Un cours d'histoire au lycée Blaise Diagne de Dakar. Une soixantaine d'élèves, filles et garçons, se pressent sur les bancs de la classe. Dès le matin, l'air est confiné dans la salle surchargée. Et pourtant, les lycéens sont extrêmement concentrés. La leçon du jour porte sur la fin de l'ère coloniale.

« Bien sûr, ça m'intéresse, en tant que Sénégalais et en tant qu'Africain. Il faut connaître les principaux événements du passé de son pays! »

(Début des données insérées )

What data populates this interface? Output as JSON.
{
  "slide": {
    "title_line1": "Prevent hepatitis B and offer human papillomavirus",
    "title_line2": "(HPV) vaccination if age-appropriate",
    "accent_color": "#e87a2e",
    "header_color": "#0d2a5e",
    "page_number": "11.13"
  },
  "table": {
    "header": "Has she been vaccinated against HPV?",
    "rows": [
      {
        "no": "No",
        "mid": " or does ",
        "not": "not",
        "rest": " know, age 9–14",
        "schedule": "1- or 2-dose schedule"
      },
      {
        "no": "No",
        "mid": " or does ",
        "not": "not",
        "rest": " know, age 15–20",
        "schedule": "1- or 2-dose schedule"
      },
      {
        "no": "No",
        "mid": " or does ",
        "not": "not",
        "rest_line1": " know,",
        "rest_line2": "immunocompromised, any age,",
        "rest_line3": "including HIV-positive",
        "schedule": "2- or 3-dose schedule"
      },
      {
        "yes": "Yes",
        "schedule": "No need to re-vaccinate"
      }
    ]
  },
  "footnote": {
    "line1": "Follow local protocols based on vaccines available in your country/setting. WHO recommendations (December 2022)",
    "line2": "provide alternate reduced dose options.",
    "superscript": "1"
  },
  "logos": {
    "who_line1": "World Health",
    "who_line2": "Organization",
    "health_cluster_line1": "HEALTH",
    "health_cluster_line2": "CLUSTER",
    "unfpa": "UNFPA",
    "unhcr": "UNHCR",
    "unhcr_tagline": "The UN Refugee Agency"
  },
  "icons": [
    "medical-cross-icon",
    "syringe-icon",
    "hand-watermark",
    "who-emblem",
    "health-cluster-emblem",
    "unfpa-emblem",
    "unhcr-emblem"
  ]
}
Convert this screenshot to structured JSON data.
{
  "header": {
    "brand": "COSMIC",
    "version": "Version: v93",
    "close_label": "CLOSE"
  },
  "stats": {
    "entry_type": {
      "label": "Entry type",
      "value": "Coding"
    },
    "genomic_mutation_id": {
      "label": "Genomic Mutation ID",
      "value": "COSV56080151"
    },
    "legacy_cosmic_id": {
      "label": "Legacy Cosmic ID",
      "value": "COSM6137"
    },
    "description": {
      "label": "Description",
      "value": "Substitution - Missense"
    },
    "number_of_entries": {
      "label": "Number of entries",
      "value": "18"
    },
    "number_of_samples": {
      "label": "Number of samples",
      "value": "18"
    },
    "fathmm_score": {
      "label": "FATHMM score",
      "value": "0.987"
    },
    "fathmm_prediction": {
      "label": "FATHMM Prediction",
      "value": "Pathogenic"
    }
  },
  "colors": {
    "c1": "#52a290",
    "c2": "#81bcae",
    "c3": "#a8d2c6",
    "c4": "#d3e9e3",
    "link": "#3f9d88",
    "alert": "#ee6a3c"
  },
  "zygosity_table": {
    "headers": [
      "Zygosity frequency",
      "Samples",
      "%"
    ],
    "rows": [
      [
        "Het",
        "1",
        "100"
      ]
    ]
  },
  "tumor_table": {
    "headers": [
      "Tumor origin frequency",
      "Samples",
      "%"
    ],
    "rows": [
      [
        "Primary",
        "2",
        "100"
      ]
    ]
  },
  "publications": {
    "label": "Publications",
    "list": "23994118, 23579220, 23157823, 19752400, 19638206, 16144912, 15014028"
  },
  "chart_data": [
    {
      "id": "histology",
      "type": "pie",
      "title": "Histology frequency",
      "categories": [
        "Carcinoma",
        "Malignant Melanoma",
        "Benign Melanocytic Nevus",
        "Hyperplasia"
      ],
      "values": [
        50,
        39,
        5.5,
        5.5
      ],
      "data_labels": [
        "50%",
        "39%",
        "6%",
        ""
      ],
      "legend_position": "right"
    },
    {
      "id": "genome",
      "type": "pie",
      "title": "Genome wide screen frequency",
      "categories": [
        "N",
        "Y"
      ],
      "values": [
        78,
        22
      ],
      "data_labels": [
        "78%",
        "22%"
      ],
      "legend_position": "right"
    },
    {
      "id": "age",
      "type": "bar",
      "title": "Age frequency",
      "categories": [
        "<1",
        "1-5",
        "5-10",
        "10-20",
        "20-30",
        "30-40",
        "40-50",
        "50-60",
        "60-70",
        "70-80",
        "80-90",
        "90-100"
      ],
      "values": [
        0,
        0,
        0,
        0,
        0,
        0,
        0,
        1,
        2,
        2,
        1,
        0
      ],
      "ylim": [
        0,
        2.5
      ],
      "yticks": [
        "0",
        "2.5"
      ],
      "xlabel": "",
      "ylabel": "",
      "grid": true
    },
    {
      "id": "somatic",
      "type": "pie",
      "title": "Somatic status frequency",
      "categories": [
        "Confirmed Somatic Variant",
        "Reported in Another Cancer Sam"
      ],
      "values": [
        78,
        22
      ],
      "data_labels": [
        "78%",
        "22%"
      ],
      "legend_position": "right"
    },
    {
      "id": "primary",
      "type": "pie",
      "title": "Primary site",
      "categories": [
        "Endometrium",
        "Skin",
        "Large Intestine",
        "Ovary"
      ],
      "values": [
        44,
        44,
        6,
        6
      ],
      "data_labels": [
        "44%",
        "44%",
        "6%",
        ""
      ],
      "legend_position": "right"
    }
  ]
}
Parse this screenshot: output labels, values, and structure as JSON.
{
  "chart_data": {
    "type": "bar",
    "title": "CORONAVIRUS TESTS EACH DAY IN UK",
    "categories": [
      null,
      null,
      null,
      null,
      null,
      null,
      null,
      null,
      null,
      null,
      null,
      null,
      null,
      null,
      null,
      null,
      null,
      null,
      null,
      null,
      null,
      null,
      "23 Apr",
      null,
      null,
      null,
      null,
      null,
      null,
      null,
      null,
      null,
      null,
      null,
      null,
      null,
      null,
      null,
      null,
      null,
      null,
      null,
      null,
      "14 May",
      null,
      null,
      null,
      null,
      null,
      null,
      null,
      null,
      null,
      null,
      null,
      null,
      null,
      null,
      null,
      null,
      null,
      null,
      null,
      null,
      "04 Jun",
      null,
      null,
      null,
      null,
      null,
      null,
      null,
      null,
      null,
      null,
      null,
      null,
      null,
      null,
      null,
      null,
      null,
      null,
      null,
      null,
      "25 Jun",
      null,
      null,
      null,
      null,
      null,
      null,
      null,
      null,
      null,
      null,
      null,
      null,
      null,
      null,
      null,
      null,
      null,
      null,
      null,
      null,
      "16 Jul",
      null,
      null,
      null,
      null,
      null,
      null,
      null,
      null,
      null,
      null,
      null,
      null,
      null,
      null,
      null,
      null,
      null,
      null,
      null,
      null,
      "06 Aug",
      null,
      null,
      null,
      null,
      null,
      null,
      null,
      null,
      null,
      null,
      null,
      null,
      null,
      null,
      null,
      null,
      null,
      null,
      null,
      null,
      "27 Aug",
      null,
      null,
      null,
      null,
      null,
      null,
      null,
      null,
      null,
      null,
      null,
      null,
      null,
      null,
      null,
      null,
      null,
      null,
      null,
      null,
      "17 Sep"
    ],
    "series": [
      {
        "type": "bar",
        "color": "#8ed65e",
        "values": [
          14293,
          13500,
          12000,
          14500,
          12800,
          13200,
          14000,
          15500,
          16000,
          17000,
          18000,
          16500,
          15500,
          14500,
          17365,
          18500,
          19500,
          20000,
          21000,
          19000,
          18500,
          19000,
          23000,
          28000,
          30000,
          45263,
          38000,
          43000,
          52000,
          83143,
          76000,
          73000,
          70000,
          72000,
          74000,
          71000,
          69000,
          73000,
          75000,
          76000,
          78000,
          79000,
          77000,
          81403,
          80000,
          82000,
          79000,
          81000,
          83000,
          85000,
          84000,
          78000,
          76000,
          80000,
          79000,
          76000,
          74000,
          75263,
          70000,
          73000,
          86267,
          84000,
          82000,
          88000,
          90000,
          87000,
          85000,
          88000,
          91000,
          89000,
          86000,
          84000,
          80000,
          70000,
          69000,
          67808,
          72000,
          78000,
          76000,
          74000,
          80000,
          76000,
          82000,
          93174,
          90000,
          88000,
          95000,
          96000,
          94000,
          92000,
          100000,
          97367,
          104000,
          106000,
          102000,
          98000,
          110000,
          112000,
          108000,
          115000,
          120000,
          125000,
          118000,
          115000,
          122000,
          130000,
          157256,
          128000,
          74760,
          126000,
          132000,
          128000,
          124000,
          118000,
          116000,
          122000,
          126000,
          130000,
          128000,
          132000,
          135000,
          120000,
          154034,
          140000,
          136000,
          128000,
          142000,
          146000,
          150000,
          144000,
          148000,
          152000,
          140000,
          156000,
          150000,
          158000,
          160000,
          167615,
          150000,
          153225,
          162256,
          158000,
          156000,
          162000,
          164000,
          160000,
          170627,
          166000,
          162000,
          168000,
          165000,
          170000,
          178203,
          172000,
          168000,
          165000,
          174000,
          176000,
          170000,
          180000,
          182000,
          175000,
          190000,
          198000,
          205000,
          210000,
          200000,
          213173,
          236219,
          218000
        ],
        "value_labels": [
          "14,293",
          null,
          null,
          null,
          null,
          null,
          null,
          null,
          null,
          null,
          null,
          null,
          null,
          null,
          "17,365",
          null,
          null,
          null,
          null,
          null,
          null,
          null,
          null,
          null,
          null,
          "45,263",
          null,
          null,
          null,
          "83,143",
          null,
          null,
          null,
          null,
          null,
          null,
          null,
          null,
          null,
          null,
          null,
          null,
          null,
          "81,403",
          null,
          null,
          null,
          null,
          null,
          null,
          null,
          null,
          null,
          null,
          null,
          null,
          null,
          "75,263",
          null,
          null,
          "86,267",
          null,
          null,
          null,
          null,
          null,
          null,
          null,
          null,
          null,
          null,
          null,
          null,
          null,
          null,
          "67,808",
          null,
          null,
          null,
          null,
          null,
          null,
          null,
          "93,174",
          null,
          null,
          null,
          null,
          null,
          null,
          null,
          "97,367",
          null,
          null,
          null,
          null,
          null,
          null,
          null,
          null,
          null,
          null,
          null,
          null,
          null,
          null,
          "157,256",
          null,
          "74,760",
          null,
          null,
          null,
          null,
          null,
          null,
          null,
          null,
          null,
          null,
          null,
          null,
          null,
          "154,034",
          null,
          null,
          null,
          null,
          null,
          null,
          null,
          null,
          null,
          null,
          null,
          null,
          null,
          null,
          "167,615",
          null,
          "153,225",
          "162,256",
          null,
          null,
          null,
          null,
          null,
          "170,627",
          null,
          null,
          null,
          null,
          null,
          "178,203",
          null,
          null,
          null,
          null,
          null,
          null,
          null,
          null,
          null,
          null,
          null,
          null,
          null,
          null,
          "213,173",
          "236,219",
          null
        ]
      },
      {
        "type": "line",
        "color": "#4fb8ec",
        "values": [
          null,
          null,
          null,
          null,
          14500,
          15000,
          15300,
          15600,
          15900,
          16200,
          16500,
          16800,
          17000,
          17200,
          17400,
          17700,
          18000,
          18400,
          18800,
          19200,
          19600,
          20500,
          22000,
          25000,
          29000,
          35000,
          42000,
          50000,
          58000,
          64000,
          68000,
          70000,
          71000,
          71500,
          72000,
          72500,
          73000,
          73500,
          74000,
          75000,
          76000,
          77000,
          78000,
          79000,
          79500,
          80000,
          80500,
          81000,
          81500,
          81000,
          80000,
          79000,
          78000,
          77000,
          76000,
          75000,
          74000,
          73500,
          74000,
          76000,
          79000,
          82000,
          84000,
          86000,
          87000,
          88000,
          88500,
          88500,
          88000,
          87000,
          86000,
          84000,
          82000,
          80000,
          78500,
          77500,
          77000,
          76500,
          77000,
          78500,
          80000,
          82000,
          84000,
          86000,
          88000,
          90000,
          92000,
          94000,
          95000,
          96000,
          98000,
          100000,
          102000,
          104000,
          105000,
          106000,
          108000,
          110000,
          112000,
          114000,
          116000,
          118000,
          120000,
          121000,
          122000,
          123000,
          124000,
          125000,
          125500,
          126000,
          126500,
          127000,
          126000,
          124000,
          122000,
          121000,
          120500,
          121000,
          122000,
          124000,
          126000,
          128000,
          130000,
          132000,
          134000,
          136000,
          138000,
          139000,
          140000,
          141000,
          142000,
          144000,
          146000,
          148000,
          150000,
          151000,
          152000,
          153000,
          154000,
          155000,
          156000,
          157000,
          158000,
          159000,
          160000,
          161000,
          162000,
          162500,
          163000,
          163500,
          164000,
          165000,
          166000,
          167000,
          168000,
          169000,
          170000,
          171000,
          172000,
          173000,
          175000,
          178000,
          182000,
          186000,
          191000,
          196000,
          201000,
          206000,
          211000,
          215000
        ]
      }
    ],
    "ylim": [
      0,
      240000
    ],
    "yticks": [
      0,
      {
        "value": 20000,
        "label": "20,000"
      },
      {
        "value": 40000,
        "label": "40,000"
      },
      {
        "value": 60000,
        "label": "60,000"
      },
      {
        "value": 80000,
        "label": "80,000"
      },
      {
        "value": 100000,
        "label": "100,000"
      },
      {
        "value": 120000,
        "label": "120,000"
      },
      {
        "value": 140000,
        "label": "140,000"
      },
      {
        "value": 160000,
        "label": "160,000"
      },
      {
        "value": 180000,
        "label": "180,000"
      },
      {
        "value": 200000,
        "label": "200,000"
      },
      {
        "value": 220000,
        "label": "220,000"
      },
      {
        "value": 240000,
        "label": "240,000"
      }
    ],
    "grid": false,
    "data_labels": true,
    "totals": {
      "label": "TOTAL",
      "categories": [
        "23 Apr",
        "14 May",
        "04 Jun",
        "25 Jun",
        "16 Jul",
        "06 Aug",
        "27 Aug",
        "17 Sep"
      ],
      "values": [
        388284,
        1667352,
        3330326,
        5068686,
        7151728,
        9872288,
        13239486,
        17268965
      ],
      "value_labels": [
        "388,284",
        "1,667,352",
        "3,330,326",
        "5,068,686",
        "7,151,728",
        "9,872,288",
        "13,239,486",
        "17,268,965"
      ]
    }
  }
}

Quand il évoque le sujet, Mohammed Dia, un élève plutôt timide, prend confiance en lui. Que les Senégalais étudient l'histoire du Sénégal, n'est pas toujours allé de soi, comme le rappelle son professeur, Ibou Diallo:

« Nos aïeux devaient étudier l'histoire de France. On leur parlait de Jeanne d'Arc, de Napoléon, de nos ancêtres les Gaulois. Ce n'était pas ça, l'histoire du Sénégal, l'histoire de l'Afrique. »

Ce n'est que vers la fin des années 1970 que les manuels d'histoires ont été adaptés aux réalités du pays et que l'histoire du Sénégal a fait son entrée dans les programmes scolaires.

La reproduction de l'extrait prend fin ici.